Barclays made around £278 million from speculating on food in 2012. But they announced an end to this business on Tuesday 12 February. The bank’s total earnings from food speculation from 2010 to 2012 was around three quarters of a billion pounds.

Campaigners are happy with the end of speculative deals with hedge funds. But they are disappointed by Barclays’ decision to continue selling investment products that allow other financial businesses, like pension funds, to speculate on food.

The World Development Movement published the figure of £278 million ($431.4 million). They want regulation to stop banks betting on food prices – this contributes to the global hunger crisis.

Barclays has been the most important British bank speculating on food. Goldman Sachs is the world leader.

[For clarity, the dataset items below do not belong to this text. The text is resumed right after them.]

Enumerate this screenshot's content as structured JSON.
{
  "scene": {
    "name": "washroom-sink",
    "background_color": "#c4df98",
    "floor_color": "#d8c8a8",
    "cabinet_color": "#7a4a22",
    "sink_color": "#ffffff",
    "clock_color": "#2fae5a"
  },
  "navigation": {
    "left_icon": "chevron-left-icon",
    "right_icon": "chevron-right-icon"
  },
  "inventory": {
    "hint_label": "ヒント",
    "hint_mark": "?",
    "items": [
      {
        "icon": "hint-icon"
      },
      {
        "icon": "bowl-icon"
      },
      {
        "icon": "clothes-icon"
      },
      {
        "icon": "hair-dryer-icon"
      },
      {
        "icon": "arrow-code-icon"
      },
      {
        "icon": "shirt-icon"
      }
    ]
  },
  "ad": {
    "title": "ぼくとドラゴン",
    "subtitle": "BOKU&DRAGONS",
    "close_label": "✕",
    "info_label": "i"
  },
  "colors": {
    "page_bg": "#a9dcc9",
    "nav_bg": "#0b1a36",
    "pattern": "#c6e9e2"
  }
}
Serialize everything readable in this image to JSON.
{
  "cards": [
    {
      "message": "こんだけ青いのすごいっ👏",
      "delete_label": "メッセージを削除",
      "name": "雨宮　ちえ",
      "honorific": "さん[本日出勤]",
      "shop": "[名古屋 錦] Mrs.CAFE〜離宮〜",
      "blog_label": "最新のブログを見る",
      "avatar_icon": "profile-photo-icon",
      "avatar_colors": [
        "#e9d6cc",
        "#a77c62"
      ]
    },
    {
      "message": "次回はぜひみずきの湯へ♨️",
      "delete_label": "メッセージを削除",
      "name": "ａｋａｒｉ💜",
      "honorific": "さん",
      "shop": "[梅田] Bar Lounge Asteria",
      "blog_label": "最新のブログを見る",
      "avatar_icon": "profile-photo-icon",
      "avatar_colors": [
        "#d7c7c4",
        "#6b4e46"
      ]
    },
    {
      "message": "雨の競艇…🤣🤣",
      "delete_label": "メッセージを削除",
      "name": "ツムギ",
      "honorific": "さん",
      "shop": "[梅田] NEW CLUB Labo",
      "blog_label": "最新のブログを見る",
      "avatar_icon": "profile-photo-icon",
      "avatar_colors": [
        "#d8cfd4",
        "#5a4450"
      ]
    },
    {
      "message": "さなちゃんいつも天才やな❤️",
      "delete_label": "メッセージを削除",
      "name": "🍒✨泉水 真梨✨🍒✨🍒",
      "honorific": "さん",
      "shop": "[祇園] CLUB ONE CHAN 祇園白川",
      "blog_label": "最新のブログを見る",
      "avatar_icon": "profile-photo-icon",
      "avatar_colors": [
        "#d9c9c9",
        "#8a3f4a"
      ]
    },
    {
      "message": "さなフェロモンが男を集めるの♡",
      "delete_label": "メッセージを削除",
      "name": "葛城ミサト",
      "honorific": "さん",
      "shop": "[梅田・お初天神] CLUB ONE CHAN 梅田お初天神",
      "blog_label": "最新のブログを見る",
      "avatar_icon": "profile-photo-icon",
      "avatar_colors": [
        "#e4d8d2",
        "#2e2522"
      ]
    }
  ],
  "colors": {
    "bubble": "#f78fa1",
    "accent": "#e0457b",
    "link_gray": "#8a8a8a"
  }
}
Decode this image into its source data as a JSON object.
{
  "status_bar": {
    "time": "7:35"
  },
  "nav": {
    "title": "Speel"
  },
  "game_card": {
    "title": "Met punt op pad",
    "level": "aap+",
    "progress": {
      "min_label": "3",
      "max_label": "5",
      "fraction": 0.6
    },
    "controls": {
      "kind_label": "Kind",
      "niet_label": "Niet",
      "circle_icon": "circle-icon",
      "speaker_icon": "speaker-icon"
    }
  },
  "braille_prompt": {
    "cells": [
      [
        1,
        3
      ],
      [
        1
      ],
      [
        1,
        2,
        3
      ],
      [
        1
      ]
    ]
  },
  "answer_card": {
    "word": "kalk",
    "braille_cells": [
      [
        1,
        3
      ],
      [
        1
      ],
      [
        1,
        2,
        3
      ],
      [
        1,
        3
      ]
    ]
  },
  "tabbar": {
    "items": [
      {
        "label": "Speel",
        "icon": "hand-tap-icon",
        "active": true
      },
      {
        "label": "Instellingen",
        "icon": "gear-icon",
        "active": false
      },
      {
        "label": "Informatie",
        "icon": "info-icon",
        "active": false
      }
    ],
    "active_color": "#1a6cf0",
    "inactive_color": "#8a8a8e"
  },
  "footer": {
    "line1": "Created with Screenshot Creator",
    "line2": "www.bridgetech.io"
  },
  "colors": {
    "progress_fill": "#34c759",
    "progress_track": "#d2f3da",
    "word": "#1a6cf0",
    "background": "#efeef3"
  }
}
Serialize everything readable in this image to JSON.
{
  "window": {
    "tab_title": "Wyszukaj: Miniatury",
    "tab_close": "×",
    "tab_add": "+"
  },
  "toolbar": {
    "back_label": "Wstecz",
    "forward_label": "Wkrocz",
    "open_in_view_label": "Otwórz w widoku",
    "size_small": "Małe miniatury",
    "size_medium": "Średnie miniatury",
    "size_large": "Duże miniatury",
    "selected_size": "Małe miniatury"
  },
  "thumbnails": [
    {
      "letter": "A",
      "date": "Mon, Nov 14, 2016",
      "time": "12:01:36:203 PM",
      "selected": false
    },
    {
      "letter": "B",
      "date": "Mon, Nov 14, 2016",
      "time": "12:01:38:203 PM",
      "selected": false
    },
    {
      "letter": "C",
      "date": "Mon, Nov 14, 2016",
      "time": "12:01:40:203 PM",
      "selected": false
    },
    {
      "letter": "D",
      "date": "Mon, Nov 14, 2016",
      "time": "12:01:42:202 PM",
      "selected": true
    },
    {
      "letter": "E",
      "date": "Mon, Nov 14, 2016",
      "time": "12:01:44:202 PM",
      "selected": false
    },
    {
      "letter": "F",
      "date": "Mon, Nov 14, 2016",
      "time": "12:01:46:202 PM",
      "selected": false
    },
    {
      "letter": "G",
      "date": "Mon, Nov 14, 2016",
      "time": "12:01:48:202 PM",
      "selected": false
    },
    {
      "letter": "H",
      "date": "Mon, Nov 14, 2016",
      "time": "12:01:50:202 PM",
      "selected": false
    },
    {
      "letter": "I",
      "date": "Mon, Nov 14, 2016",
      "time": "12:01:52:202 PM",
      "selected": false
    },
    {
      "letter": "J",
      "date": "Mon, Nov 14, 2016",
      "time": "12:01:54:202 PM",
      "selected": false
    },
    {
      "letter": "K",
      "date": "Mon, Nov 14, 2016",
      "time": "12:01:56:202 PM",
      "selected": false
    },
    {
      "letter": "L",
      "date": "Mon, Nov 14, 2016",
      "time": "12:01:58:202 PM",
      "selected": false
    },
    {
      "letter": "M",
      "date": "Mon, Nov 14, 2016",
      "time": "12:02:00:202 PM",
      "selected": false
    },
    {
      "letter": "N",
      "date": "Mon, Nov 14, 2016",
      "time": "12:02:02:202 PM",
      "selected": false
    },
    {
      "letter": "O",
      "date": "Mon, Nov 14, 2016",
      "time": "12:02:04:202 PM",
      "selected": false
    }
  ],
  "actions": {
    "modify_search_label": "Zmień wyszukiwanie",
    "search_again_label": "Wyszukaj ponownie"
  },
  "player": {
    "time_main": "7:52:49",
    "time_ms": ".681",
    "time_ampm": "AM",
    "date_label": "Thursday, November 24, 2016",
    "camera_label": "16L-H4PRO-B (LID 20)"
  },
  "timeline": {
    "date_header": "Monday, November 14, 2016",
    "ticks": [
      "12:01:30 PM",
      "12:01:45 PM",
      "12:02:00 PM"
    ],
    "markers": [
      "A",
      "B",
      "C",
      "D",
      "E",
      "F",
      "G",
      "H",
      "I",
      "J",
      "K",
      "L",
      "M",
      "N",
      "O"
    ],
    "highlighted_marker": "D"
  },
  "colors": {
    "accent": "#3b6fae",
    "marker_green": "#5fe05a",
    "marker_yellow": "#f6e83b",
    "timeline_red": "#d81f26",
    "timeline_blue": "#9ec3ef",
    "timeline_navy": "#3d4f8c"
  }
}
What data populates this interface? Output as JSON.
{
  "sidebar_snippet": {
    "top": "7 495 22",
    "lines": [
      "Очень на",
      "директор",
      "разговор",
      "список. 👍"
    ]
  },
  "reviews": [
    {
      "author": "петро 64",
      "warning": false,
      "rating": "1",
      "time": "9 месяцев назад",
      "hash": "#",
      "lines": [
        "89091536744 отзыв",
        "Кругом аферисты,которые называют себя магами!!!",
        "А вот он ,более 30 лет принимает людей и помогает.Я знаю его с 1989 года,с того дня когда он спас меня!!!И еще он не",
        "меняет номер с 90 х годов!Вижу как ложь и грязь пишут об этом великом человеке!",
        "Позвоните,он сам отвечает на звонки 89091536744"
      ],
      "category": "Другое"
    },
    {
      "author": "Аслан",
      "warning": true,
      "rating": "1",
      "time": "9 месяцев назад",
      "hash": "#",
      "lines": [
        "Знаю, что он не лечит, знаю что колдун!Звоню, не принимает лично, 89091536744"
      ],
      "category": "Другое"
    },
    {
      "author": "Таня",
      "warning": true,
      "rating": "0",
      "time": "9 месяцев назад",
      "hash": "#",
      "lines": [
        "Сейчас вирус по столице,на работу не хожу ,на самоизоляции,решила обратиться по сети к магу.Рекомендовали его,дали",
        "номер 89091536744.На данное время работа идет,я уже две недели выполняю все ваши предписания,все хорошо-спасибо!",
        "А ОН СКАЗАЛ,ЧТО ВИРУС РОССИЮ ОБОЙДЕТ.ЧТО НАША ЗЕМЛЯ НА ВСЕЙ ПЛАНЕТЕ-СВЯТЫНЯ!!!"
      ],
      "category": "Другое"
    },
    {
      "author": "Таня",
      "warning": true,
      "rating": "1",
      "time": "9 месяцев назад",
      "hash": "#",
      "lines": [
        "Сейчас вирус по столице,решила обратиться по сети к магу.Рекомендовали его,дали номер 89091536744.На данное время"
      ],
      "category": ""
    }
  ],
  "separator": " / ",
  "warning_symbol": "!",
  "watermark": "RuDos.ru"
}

In 2012, several German, Austrian and Scandinavian banks said that they would reduce or stop trading in food commodity markets. But German Deutsche Bank, one of the banks that said they would stop, has started speculating on food again.

New laws to stop speculation are being planned in the EU, but the British government has not agreed to any controls yet.

World Development Movement campaigner Christine Haigh said: ‘Barclays’ announcement is a good first step. One of the world’s biggest banks has agreed that gambling on food is not an acceptable way to make money, and other speculators like Goldman Sachs should pay attention. But Barclays is still selling investment products which allow others to speculate on food prices. And they could return to larger scale speculation at any time. The only thing that will prevent banks forcing up prices is strict regulation, and this is what the UK government should be supporting.’